Sallewsky messaged one of the child personas from at least three places — his house, an arena where he was watching a hockey game and from the school where he was the principal.
From his office, he messaged a child persona that he was touching himself sexually, Mason said.
“He’s not only engaging in this conduct at home, but he’s doing it at the place of his employment, which is a school that involves children,” Mason said.
Sallewsky told at least one of the child personas he was a teacher.
He knew what he was doing was wrong, the prosecutor said.
“Some 50-year-old guy chatting with a 14-year-old does raise some eyebrows,” he messaged one persona. He was actually 55.
“Am I a pedo?” he asks.
The persona says she doesn’t know what that means.
“You know: pedophile,” Sallewsky says. “Creepy guy that goes after underage girls.”
He also says: “Listen, I like you as a girl and I will not feel guilty if I get into trouble. I’m not backing out!! I still want this with you.”
In a message the day before they planned to meet, Sallewsky says he’s nervous that “you might not be real or who you say you are.” He tells her he could get in trouble for “luring and taking advantage.”
“Mr. Sallewsky is fully aware the conduct he’s engaging in is abhorrent,” Mason said. “He doesn’t care, he does it anyways.”
After Sallewsky was arrested, Waterloo Regional Police asked anyone with information or who may have been a victim to call them.
The Waterloo Region District School Board, after his arrest, said he had been assigned to home and was not allowed to be on school properties or access school board communication tools.
On the Ontario College of Teachers website, Sallewsky’s status is listed as “cancelled-resigned.”
Sallewsky got a bachelor’s degree in education in 1992 from the University of Western Ontario (now Western University) in London and a master’s degree in education in 2001 from Brock University in St. Catharines.
Before becoming the principal at Northlake, Sallewsky taught at a school in Hamilton, was a vice-principal in London and Tillsonburg and was a vice-principal at two Kitchener schools.
He has no prior record. His guilty pleas show he is remorseful, the judge said. He enrolled in counselling after being charged.
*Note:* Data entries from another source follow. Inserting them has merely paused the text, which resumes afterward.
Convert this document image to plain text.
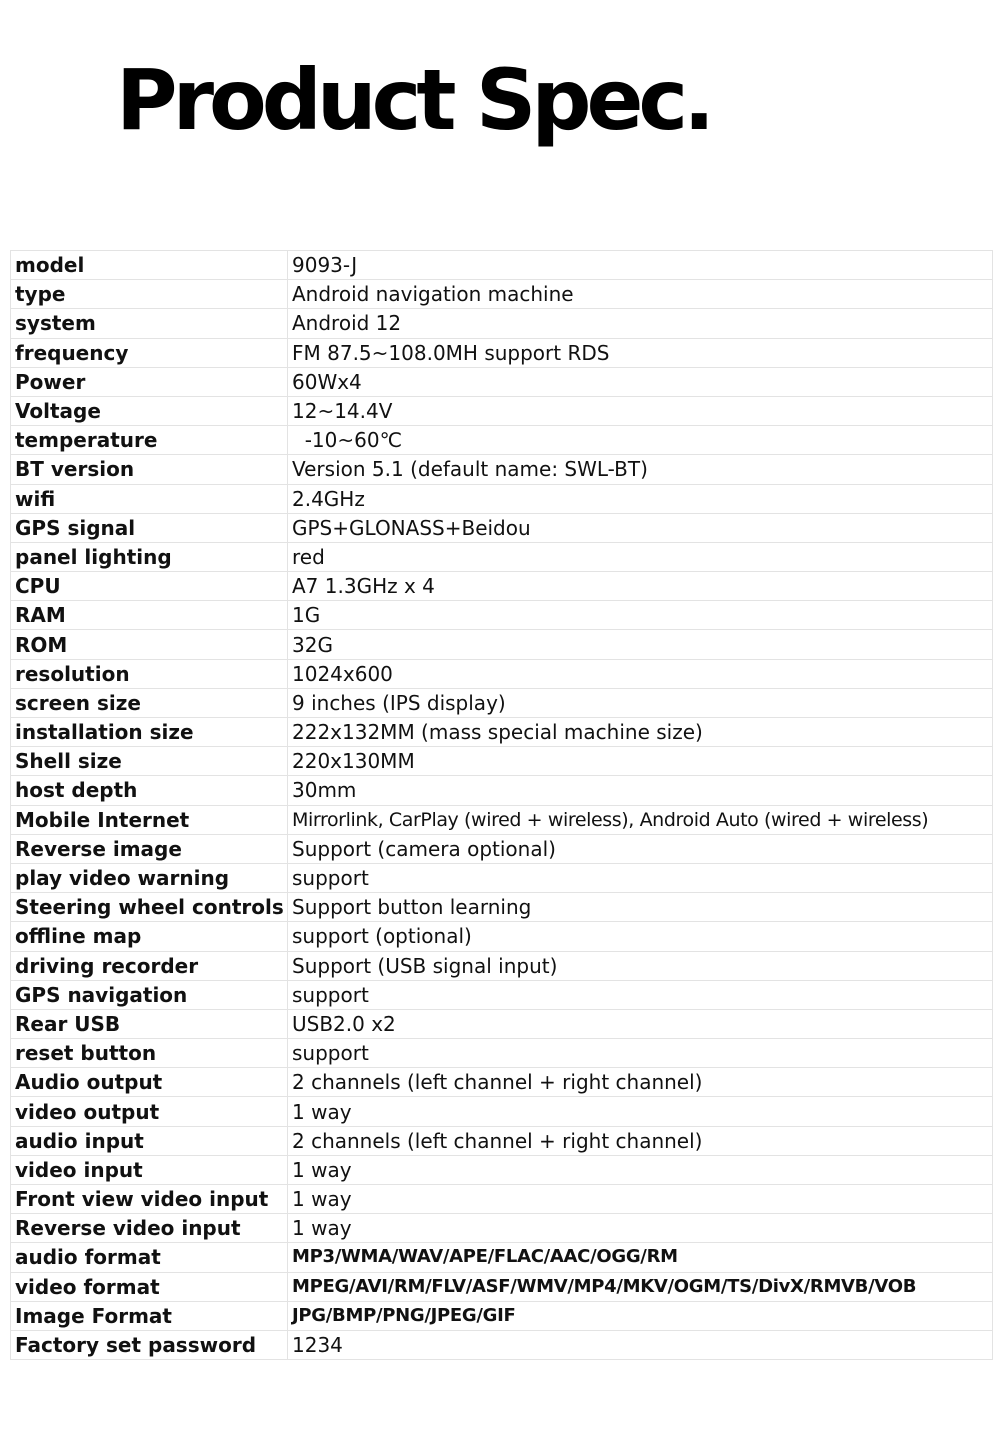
Product Spec.
model	9093-J
type	Android navigation machine
system	Android 12
frequency	FM 87.5~108.0MH support RDS
Power	60Wx4
Voltage	12~14.4V
temperature	-10~60℃
BT version	Version 5.1 (default name: SWL-BT)
wifi	2.4GHz
GPS signal	GPS+GLONASS+Beidou
panel lighting	red
CPU	A7 1.3GHz x 4
RAM	1G
ROM	32G
resolution	1024x600
screen size	9 inches (IPS display)
installation size	222x132MM (mass special machine size)
Shell size	220x130MM
host depth	30mm
Mobile Internet	Mirrorlink, CarPlay (wired + wireless), Android Auto (wired + wireless)
Reverse image	Support (camera optional)
play video warning	support
Steering wheel controls	Support button learning
offline map	support (optional)
driving recorder	Support (USB signal input)
GPS navigation	support
Rear USB	USB2.0 x2
reset button	support
Audio output	2 channels (left channel + right channel)
video output	1 way
audio input	2 channels (left channel + right channel)
video input	1 way
Front view video input	1 way
Reverse video input	1 way
audio format	MP3/WMA/WAV/APE/FLAC/AAC/OGG/RM
video format	MPEG/AVI/RM/FLV/ASF/WMV/MP4/MKV/OGM/TS/DivX/RMVB/VOB
Image Format	JPG/BMP/PNG/JPEG/GIF
Factory set password	1234
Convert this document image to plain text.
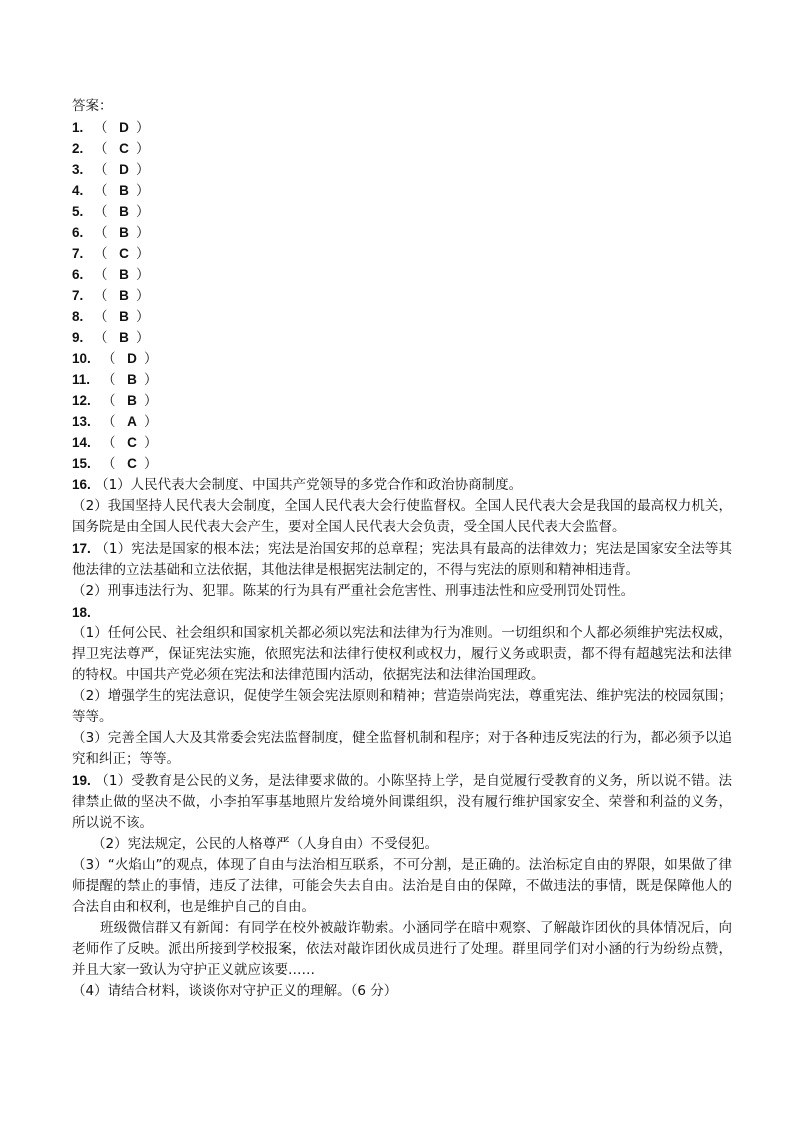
答案：
1. （ D ）
2. （ C ）
3. （ D ）
4. （ B ）
5. （ B ）
6. （ B ）
7. （ C ）
6. （ B ）
7. （ B ）
8. （ B ）
9. （ B ）
10. （ D ）
11. （ B ）
12. （ B ）
13. （ A ）
14. （ C ）
15. （ C ）

16. （1）人民代表大会制度、中国共产党领导的多党合作和政治协商制度。

（2）我国坚持人民代表大会制度，全国人民代表大会行使监督权。全国人民代表大会是我国的最高权力机关，国务院是由全国人民代表大会产生，要对全国人民代表大会负责，受全国人民代表大会监督。

17. （1）宪法是国家的根本法；宪法是治国安邦的总章程；宪法具有最高的法律效力；宪法是国家安全法等其他法律的立法基础和立法依据，其他法律是根据宪法制定的，不得与宪法的原则和精神相违背。

（2）刑事违法行为、犯罪。陈某的行为具有严重社会危害性、刑事违法性和应受刑罚处罚性。

18.

（1）任何公民、社会组织和国家机关都必须以宪法和法律为行为准则。一切组织和个人都必须维护宪法权威，捍卫宪法尊严，保证宪法实施，依照宪法和法律行使权利或权力，履行义务或职责，都不得有超越宪法和法律的特权。中国共产党必须在宪法和法律范围内活动，依据宪法和法律治国理政。

（2）增强学生的宪法意识，促使学生领会宪法原则和精神；营造崇尚宪法，尊重宪法、维护宪法的校园氛围；等等。

（3）完善全国人大及其常委会宪法监督制度，健全监督机制和程序；对于各种违反宪法的行为，都必须予以追究和纠正；等等。

19. （1）受教育是公民的义务，是法律要求做的。小陈坚持上学，是自觉履行受教育的义务，所以说不错。法律禁止做的坚决不做，小李拍军事基地照片发给境外间谍组织，没有履行维护国家安全、荣誉和利益的义务，所以说不该。

（2）宪法规定，公民的人格尊严（人身自由）不受侵犯。

（3）“火焰山”的观点，体现了自由与法治相互联系，不可分割，是正确的。法治标定自由的界限，如果做了律师提醒的禁止的事情，违反了法律，可能会失去自由。法治是自由的保障，不做违法的事情，既是保障他人的合法自由和权利，也是维护自己的自由。

班级微信群又有新闻：有同学在校外被敲诈勒索。小涵同学在暗中观察、了解敲诈团伙的具体情况后，向老师作了反映。派出所接到学校报案，依法对敲诈团伙成员进行了处理。群里同学们对小涵的行为纷纷点赞，并且大家一致认为守护正义就应该要……

（4）请结合材料，谈谈你对守护正义的理解。（6 分）
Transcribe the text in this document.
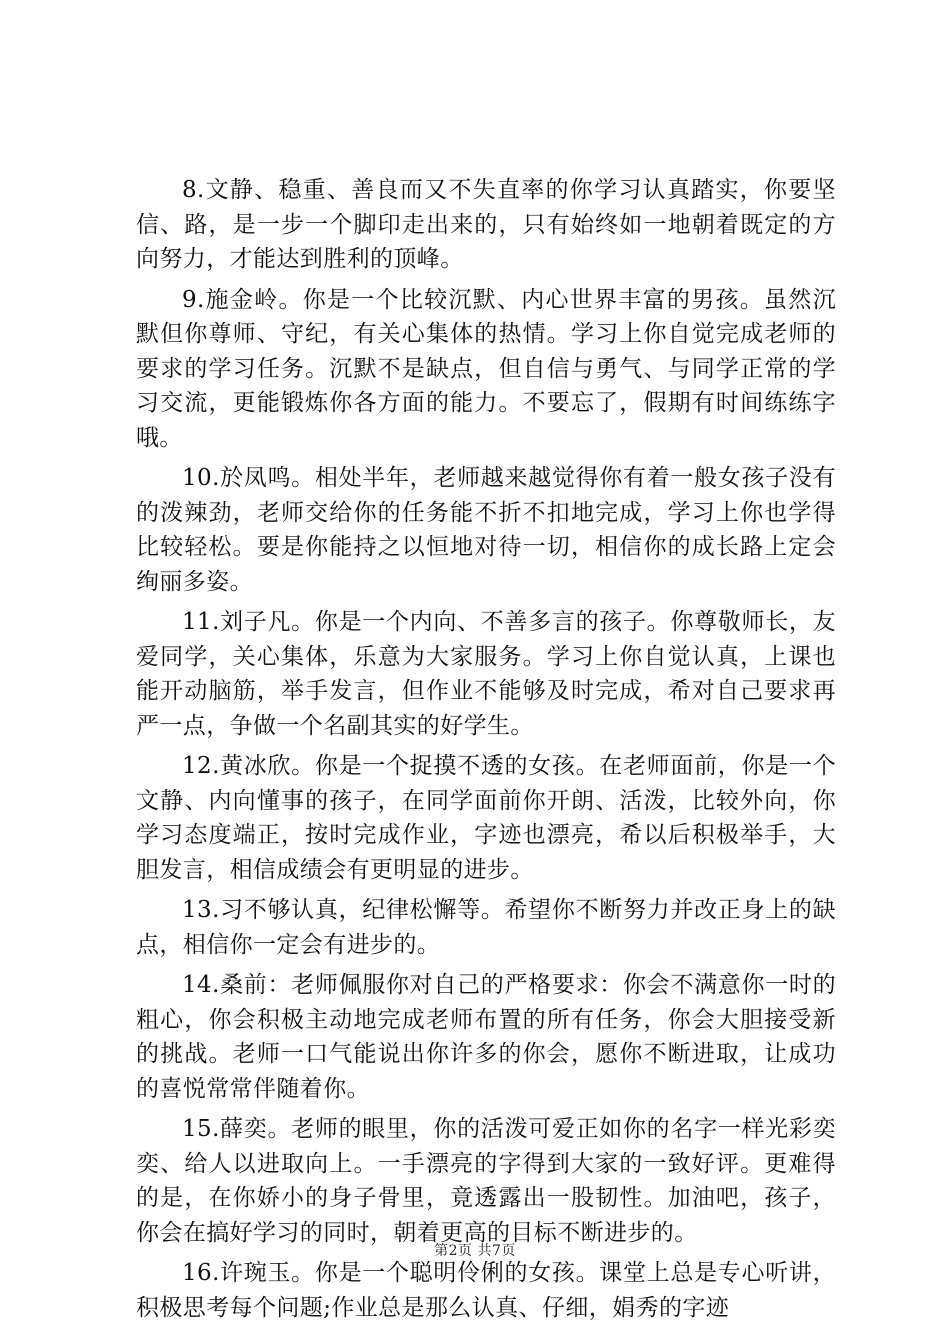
8.文静、稳重、善良而又不失直率的你学习认真踏实，你要坚信、路，是一步一个脚印走出来的，只有始终如一地朝着既定的方向努力，才能达到胜利的顶峰。

9.施金岭。你是一个比较沉默、内心世界丰富的男孩。虽然沉默但你尊师、守纪，有关心集体的热情。学习上你自觉完成老师的要求的学习任务。沉默不是缺点，但自信与勇气、与同学正常的学习交流，更能锻炼你各方面的能力。不要忘了，假期有时间练练字哦。

10.於凤鸣。相处半年，老师越来越觉得你有着一般女孩子没有的泼辣劲，老师交给你的任务能不折不扣地完成，学习上你也学得比较轻松。要是你能持之以恒地对待一切，相信你的成长路上定会绚丽多姿。

11.刘子凡。你是一个内向、不善多言的孩子。你尊敬师长，友爱同学，关心集体，乐意为大家服务。学习上你自觉认真，上课也能开动脑筋，举手发言，但作业不能够及时完成，希对自己要求再严一点，争做一个名副其实的好学生。

12.黄冰欣。你是一个捉摸不透的女孩。在老师面前，你是一个文静、内向懂事的孩子，在同学面前你开朗、活泼，比较外向，你学习态度端正，按时完成作业，字迹也漂亮，希以后积极举手，大胆发言，相信成绩会有更明显的进步。

13.习不够认真，纪律松懈等。希望你不断努力并改正身上的缺点，相信你一定会有进步的。

14.桑前：老师佩服你对自己的严格要求：你会不满意你一时的粗心，你会积极主动地完成老师布置的所有任务，你会大胆接受新的挑战。老师一口气能说出你许多的你会，愿你不断进取，让成功的喜悦常常伴随着你。

15.薛奕。老师的眼里，你的活泼可爱正如你的名字一样光彩奕奕、给人以进取向上。一手漂亮的字得到大家的一致好评。更难得的是，在你娇小的身子骨里，竟透露出一股韧性。加油吧，孩子，你会在搞好学习的同时，朝着更高的目标不断进步的。

16.许琬玉。你是一个聪明伶俐的女孩。课堂上总是专心听讲，积极思考每个问题;作业总是那么认真、仔细，娟秀的字迹

第2页 共7页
Sallewsky wrote an apology, which the judge read aloud.
“There are so many things that I regret,” he said. “I regret taking that first step that has so altered my family’s lives and mine. I regret having caused my wife so much doubt, pain, fear and anguish as she questioned our marriage and the man she had married.
“I regret the pain and sorrow I have caused my children … I regret the anguish, pain and sorrow and doubt that I have caused my former colleagues.”